Acute stress usually subsides on its own a short while after the event.
The common signs of acute stress include:
- Emotional distress
- Muscle tension
- Jaw ache
- Back Pain
- Upset stomach
- Rapid heartbeat or raised blood pressure.
Experiencing acute stress sometimes is completely normal and does not cause any mental health problems.
2. Episodic acute stress
Episodic acute stress is when you experience acute stress more frequently.

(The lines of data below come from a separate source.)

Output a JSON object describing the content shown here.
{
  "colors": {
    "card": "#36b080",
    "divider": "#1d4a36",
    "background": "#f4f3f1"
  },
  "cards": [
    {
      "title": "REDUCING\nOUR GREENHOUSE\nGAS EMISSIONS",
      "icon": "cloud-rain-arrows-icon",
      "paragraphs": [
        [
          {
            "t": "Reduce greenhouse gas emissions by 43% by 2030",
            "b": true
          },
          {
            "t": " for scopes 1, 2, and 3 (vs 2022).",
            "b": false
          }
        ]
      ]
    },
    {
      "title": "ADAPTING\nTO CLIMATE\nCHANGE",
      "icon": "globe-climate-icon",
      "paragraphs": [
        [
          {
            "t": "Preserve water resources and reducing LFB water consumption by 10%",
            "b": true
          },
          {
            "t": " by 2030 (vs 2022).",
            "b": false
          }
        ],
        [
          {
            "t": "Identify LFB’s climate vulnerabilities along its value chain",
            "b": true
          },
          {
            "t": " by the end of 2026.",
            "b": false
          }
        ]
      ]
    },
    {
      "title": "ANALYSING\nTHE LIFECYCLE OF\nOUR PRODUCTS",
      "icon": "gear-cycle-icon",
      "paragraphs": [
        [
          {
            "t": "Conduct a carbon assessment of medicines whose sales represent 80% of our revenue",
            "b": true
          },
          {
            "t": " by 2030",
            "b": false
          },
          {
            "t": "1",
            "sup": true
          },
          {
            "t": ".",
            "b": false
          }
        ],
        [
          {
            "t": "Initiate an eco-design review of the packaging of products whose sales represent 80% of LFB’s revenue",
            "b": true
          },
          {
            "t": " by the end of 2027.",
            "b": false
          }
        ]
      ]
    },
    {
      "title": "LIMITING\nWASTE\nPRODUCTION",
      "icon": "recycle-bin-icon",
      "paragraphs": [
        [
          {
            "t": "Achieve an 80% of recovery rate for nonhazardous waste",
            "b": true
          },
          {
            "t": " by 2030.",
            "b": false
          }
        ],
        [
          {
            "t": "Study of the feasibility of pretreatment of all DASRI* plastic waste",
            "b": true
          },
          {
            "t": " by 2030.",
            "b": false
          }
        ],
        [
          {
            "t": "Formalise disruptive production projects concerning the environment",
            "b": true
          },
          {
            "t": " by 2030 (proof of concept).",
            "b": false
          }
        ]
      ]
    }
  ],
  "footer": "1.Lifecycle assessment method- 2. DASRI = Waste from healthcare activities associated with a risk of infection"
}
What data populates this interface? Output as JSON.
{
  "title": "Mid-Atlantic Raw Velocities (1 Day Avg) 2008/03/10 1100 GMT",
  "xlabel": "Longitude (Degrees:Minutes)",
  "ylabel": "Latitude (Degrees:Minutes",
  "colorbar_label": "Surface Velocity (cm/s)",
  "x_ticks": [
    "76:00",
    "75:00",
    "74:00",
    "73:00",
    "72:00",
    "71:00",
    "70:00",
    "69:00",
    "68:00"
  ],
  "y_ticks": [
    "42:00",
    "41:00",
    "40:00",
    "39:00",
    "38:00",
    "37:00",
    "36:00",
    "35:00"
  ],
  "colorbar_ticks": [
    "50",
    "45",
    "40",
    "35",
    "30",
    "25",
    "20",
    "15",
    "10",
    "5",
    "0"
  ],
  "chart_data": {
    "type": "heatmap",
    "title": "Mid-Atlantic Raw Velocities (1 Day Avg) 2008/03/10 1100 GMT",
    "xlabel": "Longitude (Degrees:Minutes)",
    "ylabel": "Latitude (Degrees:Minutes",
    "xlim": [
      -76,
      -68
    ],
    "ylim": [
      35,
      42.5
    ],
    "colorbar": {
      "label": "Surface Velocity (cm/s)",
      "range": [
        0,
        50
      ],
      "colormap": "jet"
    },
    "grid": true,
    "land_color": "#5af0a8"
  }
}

It happens to people who experience mini-crisis regularly, are always under pressure, feel that their life is chaotic or that things are always working against them.
Experiencing episodic is common among law enforcers and lawyers that are always dealing with challenging situations.
Episodic acute stress can have a toll on your mental and physical health as well as your relationships as it can be very exhausting.
The symptoms of episodic acute stress are similar to acute stress but they occur more often and accumulate over time.
The symptoms of episodic acute stress are:
- Uncontrollable irritability and anger.
- Tightness and pain in the muscles.
- Rapid heartburn
- Digestive problems
- Frequent panic attacks
- Unintentional hostility
- Relationship problems
Experiencing episodic acute stress suggests that you make some life changes such as changing or resolving your career, relationships, or the demands you make of others or others make of you. Such stress can have a bad toll on your overall well-being and can make your relationships difficult too.
Chronic stress results from long-term emotional pressure. During chronic stress, your body experiences the fight or flight response too frequently so much so that your nervous system is constantly aroused.
If you have been through a traumatic experience, a highly stressful job, a damaging relationship, or consistent money problems, you can develop chronic stress.
Chronic stress can lead to the development of anxiety disorders and can have a highly negative impact on your physical health as well.
The signs of chronic stress include:
- Anxiety disorders and frequent panic attacks
- High blood pressure
- Cardiovascular diseases
- Weakened immune system
- Sleep difficulties
Chronic stress can lead to serious outcomes and you should seek your doctor or therapist to learn how you can manage your symptoms more effectively.
Understanding the stress you experience is the first step towards the solution. Getting insight into the form of stress you frequently experience can not only help you take appropriate measures but can also be the first big step you take towards living a better life.